Dropbox runs its own datacenters. The Pirlo set of tools consists of a TOR (top of rack) switch initializer and a server configurator and validator. It runs as worker processes on a generic distributed job queue, built-in house on top of MySQL, with a UI to track the progress of running jobs and visualize past data. Pirlo is built as pluggable modules with plenty of logging at every stage to debug and analyze automation runs. Dropbox has an NRE (Network Reliability Engineering) team, that works on building, automating and monitoring its production network. Most of Dropbox’s code is in Python, although it is unclear if Pirlo is written in Python as well.
Both the switch and the server provisioner use the job queue, with the specific implementation in the workers. The workflow is similar in both cases, with a client request resulting in the Queue Manager choosing the correct job handler. The job handler implementation runs plugins registered with it, which carry out the actual checks and commands. Each plugin performs a specific job, emits status codes, and publishes status to a database log including events that have the command which was run. This is a how most job queues work, so it is natural to ask why the team did not opt for existing ones like Celery. The authors of the article explain that
We didn't need the whole feature set, nor the complexity of a third-party tool. Leveraging in-house primitives gave us more flexibility in the design and allows us to both develop and operate the Pirlo service with a very small group of SREs.

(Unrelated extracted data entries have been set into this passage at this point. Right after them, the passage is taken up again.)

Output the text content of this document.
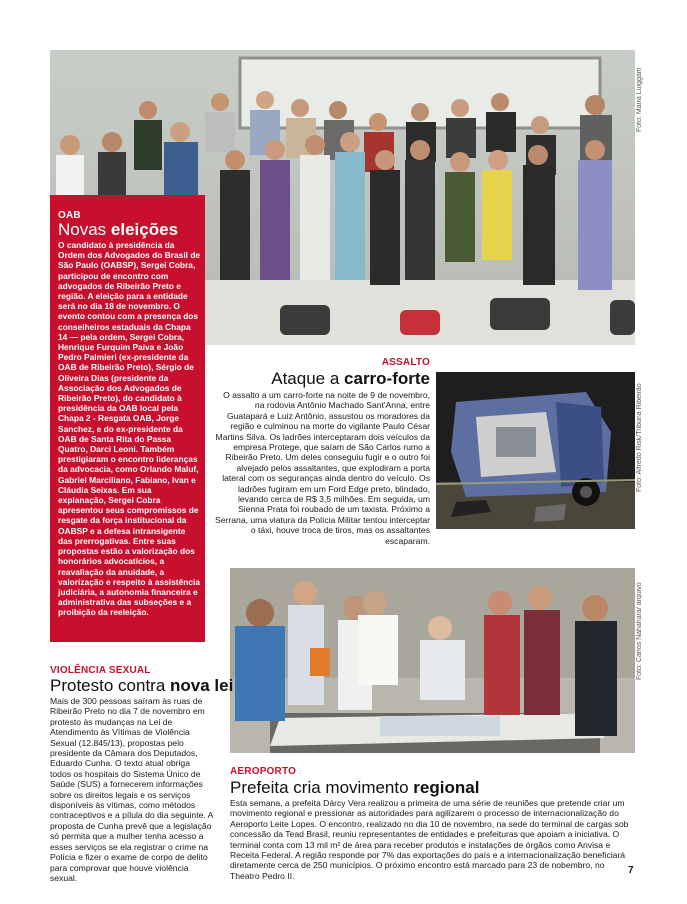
Foto: Maíra Luiggam
OAB
Novas eleições
O candidato à presidência da Ordem dos Advogados do Brasil de São Paulo (OABSP), Sergei Cobra, participou de encontro com advogados de Ribeirão Preto e região. A eleição para a entidade será no dia 18 de novembro. O evento contou com a presença dos conselheiros estaduais da Chapa 14 — pela ordem, Sergei Cobra, Henrique Furquim Paiva e João Pedro Palmieri (ex-presidente da OAB de Ribeirão Preto), Sérgio de Oliveira Dias (presidente da Associação dos Advogados de Ribeirão Preto), do candidato à presidência da OAB local pela Chapa 2 - Resgata OAB, Jorge Sanchez, e do ex-presidente da OAB de Santa Rita do Passa Quatro, Darci Leoni. Também prestigiaram o encontro lideranças da advocacia, como Orlando Maluf, Gabriel Marciliano, Fabiano, Ivan e Cláudia Seixas. Em sua explanação, Sergei Cobra apresentou seus compromissos de resgate da força institucional da OABSP e a defesa intransigente das prerrogativas. Entre suas propostas estão a valorização dos honorários advocatícios, a reavaliação da anuidade, a valorização e respeito à assistência judiciária, a autonomia financeira e administrativa das subseções e a proibição da reeleição.
ASSALTO
Ataque a carro-forte
O assalto a um carro-forte na noite de 9 de novembro, na rodovia Antônio Machado Sant'Anna, entre Guatapará e Luiz Antônio, assustou os moradores da região e culminou na morte do vigilante Paulo César Martins Silva. Os ladrões interceptaram dois veículos da empresa Protege, que saíam de São Carlos rumo a Ribeirão Preto. Um deles conseguiu fugir e o outro foi alvejado pelos assaltantes, que explodiram a porta lateral com os seguranças ainda dentro do veículo. Os ladrões fugiram em um Ford Edge preto, blindado, levando cerca de R$ 3,5 milhões. Em seguida, um Sienna Prata foi roubado de um taxista. Próximo a Serrana, uma viatura da Polícia Militar tentou interceptar o táxi, houve troca de tiros, mas os assaltantes escaparam.
Foto: Alfredo Risk/Tribuna Ribeirão
Foto: Carlos Nahahara/ arquivo
VIOLÊNCIA SEXUAL
Protesto contra nova lei
Mais de 300 pessoas saíram às ruas de Ribeirão Preto no dia 7 de novembro em protesto às mudanças na Lei de Atendimento às Vítimas de Violência Sexual (12.845/13), propostas pelo presidente da Câmara dos Deputados, Eduardo Cunha. O texto atual obriga todos os hospitais do Sistema Único de Saúde (SUS) a fornecerem informações sobre os direitos legais e os serviços disponíveis às vítimas, como métodos contraceptivos e a pílula do dia seguinte. A proposta de Cunha prevê que a legislação só permita que a mulher tenha acesso a esses serviços se ela registrar o crime na Polícia e fizer o exame de corpo de delito para comprovar que houve violência sexual.
AEROPORTO
Prefeita cria movimento regional
Esta semana, a prefeita Dárcy Vera realizou a primeira de uma série de reuniões que pretende criar um movimento regional e pressionar as autoridades para agilizarem o processo de internacionalização do Aeroporto Leite Lopes. O encontro, realizado no dia 10 de novembro, na sede do terminal de cargas sob concessão da Tead Brasil, reuniu representantes de entidades e prefeituras que apoiam a iniciativa. O terminal conta com 13 mil m² de área para receber produtos e instalações de órgãos como Anvisa e Receita Federal. A região responde por 7% das exportações do país e a internacionalização beneficiará diretamente cerca de 250 municípios. O próximo encontro está marcado para 23 de nobembro, no Theatro Pedro II.	7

The switch provisioner, called TOR starter, kicks off when a request is received by a starter client. A TOR switch is part of a network design where the server equipment on a rack is connected to a network switch in the same rack, usually on top. It attempts to find a healthy server using service discovery via gRPC, and the queue manager chooses a job handler for the job. Switch validation and configuration is a multi-step process, and starts with establishing basic connectivity. Followed by executing each plugin, it culminates in downloading the switch configuration and rebooting it.
The server provisioning and validation process is similar. The validator is launched on the server machine in an OS image created with Debirf, which can create a RAM based filesystem to run Debian systems entirely from memory. Nicknamed Hotdog, it is an Ubuntu based image that can boot over the network and runs validation, benchmarks, and stress tests. The results are pushed to the database and analyzed later. The tests include validation of various hardware and firmware components against predefined lists of configurations approved by the Hardware Engineering team. Repaired machines also go through this test suite before they are put back in production.
Pirlo's UI shows the progress of both currently running and completed jobs. Dropbox previously used to use playbooks (or runbooks) to perform provisioning and configuration. Other engineering teams that run their own datacenters have also moved on from runbook-based provisioning to Zero Touch Provisioning (ZTP) albeit using different methods.